THE LAST LINE with JOHN WOODS
The truth of the phrase uttered in many a GAA changing room was borne out again on Sunday; Goals win games.
The two goals from Donegal ensured the hosts would always keep Fermanagh at arm’s lengths. On a warm muggy day Fermanagh had enough on their plate without having to claw back those gifted six points.
In the first half Fermanagh had a huge amount of possession, but had to work extremely hard to break through the Donegal defensive wall.
When Donegal won the ball and broke at pace at least of their two sweepers ran in support, but they would just hold back long enough to come off the shoulder on the edge of the D to break the Fermanagh line.
Much of the time this saw the ball ending up in the hands of Eoin McHugh. His youthful pace was a regular thorn in the side for Fermanagh. In some cases it must be said he was gifted soft frees by Maurice Deegan. It wasn’t an overly aggressive match, but his whistle happy approach spoiled the game as a spectacle and stopped it from flowing.
On the kick outs Chris Snow was effective in getting the ball out quickly, with Fermanagh seeming well drilled in providing an outlet for him to hit ensuring a quick restart.
Donegal took a leaf out Cavan’s book on kick outs, pushing their bigger men right up and Murphy went into midfield, which then meant that when the ball broke the bigger men were able to run onto the breaking ball and carry the ball through the congested middle.
At half time things looked really positive for Fermanagh as they dominated the last ten minutes of the half, cutting Donegal’s lead to two, even with missing the penalty. Fermanagh seemed to have a confidence about them and Donegal were going to have to play a full half a man down.
Disappointingly Fermanagh weren’t able to sustain that momentum. We missed a few chances early on and Donegal converted two soft frees again awarded by the whistle happy Deegan.
Then came the killer blow, Donegal’s second goal. A typical goal from an energetic Donegal came from Fermanagh losing possession and the Tir Chonaill men attacking in numbers. This time Frank McGlynn carried the ball effectively, before laying it inside to be slotted home at ease.
Donegal rarely hit the ball directly into their full forward line and that really sums up how much they relied on their running game. This is common practice now as a ball hit in will need to be precise to bypass any sweeper. This is where Donegal excelled and Fermanagh were found wanting.
Eoin McHugh got on a serious amount of ball, and was extremely effective at penetrating the defence.

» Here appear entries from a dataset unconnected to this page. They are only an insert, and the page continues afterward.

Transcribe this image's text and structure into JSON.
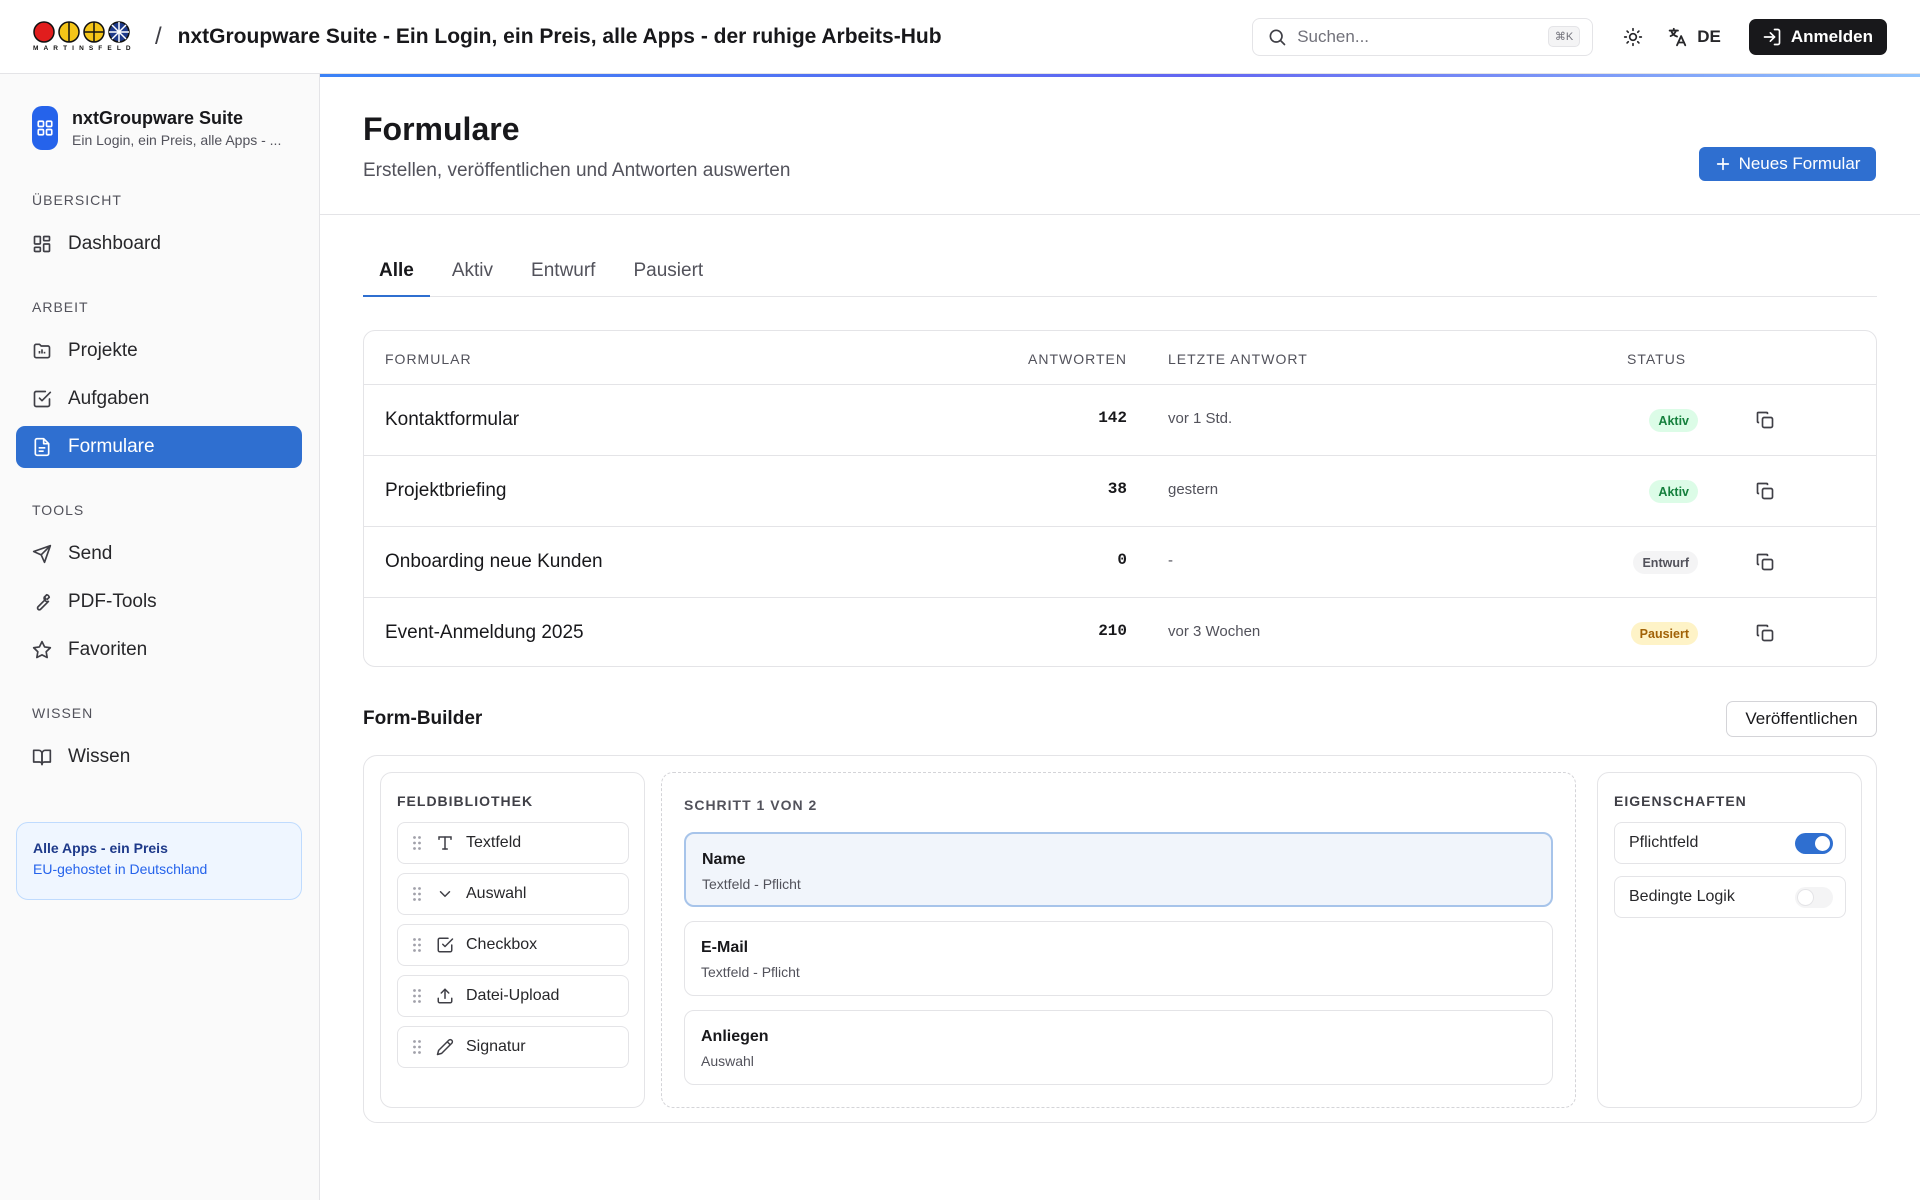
{
  "header": {
    "logo_text": "MARTINSFELD",
    "separator": "/",
    "title": "nxtGroupware Suite - Ein Login, ein Preis, alle Apps - der ruhige Arbeits-Hub",
    "search_placeholder": "Suchen...",
    "search_shortcut": "⌘K",
    "language": "DE",
    "login_label": "Anmelden"
  },
  "sidebar": {
    "brand_name": "nxtGroupware Suite",
    "brand_sub": "Ein Login, ein Preis, alle Apps - ...",
    "sections": {
      "overview": "ÜBERSICHT",
      "work": "ARBEIT",
      "tools": "TOOLS",
      "knowledge": "WISSEN"
    },
    "items": {
      "dashboard": "Dashboard",
      "projects": "Projekte",
      "tasks": "Aufgaben",
      "forms": "Formulare",
      "send": "Send",
      "pdf_tools": "PDF-Tools",
      "favorites": "Favoriten",
      "knowledge": "Wissen"
    },
    "active_item": "forms",
    "promo": {
      "title": "Alle Apps - ein Preis",
      "subtitle": "EU-gehostet in Deutschland"
    }
  },
  "page": {
    "title": "Formulare",
    "subtitle": "Erstellen, veröffentlichen und Antworten auswerten",
    "new_button": "Neues Formular"
  },
  "tabs": [
    "Alle",
    "Aktiv",
    "Entwurf",
    "Pausiert"
  ],
  "active_tab": "Alle",
  "table": {
    "headers": {
      "form": "FORMULAR",
      "responses": "ANTWORTEN",
      "last_response": "LETZTE ANTWORT",
      "status": "STATUS"
    },
    "rows": [
      {
        "name": "Kontaktformular",
        "responses": "142",
        "last": "vor 1 Std.",
        "status": "Aktiv"
      },
      {
        "name": "Projektbriefing",
        "responses": "38",
        "last": "gestern",
        "status": "Aktiv"
      },
      {
        "name": "Onboarding neue Kunden",
        "responses": "0",
        "last": "-",
        "status": "Entwurf"
      },
      {
        "name": "Event-Anmeldung 2025",
        "responses": "210",
        "last": "vor 3 Wochen",
        "status": "Pausiert"
      }
    ]
  },
  "status_colors": {
    "Aktiv": {
      "bg": "#dcfce7",
      "fg": "#15803d"
    },
    "Entwurf": {
      "bg": "#f4f4f5",
      "fg": "#52525b"
    },
    "Pausiert": {
      "bg": "#fef3c7",
      "fg": "#a16207"
    }
  },
  "builder": {
    "title": "Form-Builder",
    "publish_label": "Veröffentlichen",
    "library": {
      "title": "FELDBIBLIOTHEK",
      "items": [
        {
          "label": "Textfeld",
          "icon": "text-icon"
        },
        {
          "label": "Auswahl",
          "icon": "chevron-down-icon"
        },
        {
          "label": "Checkbox",
          "icon": "checkbox-icon"
        },
        {
          "label": "Datei-Upload",
          "icon": "upload-icon"
        },
        {
          "label": "Signatur",
          "icon": "pen-icon"
        }
      ]
    },
    "canvas": {
      "step_label": "SCHRITT 1 VON 2",
      "fields": [
        {
          "name": "Name",
          "meta": "Textfeld - Pflicht",
          "selected": true
        },
        {
          "name": "E-Mail",
          "meta": "Textfeld - Pflicht",
          "selected": false
        },
        {
          "name": "Anliegen",
          "meta": "Auswahl",
          "selected": false
        }
      ]
    },
    "properties": {
      "title": "EIGENSCHAFTEN",
      "items": [
        {
          "label": "Pflichtfeld",
          "on": true
        },
        {
          "label": "Bedingte Logik",
          "on": false
        }
      ]
    }
  },
  "colors": {
    "accent": "#2f6fd0",
    "toggle_on": "#2f6fd0",
    "toggle_off": "#f4f4f5"
  }
}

He hugged the sideline running hard until he reached the scoring zone, then turned and hit crossfield balls to the oncoming Donegal attackers who had space and time to shoot or carry the ball through.
It was also a pity that Fermanagh didn’t take on more long range efforts when they found it hard to break Donegal down in the second half. That had worked well in the first half with Sean Quigley, Eoin Donnelly and Barry Mulrone hitting brilliant scores from distance.
In the end as both full forward lines were suffocated was down to who countered attacked most effectively and sadly in the second half Donegal looked like the team with the extra man.
In two weeks time the boys will get the chance to make things right and thankfully avoiding an Ulster team should allow us the opportunity to play with greater freedom.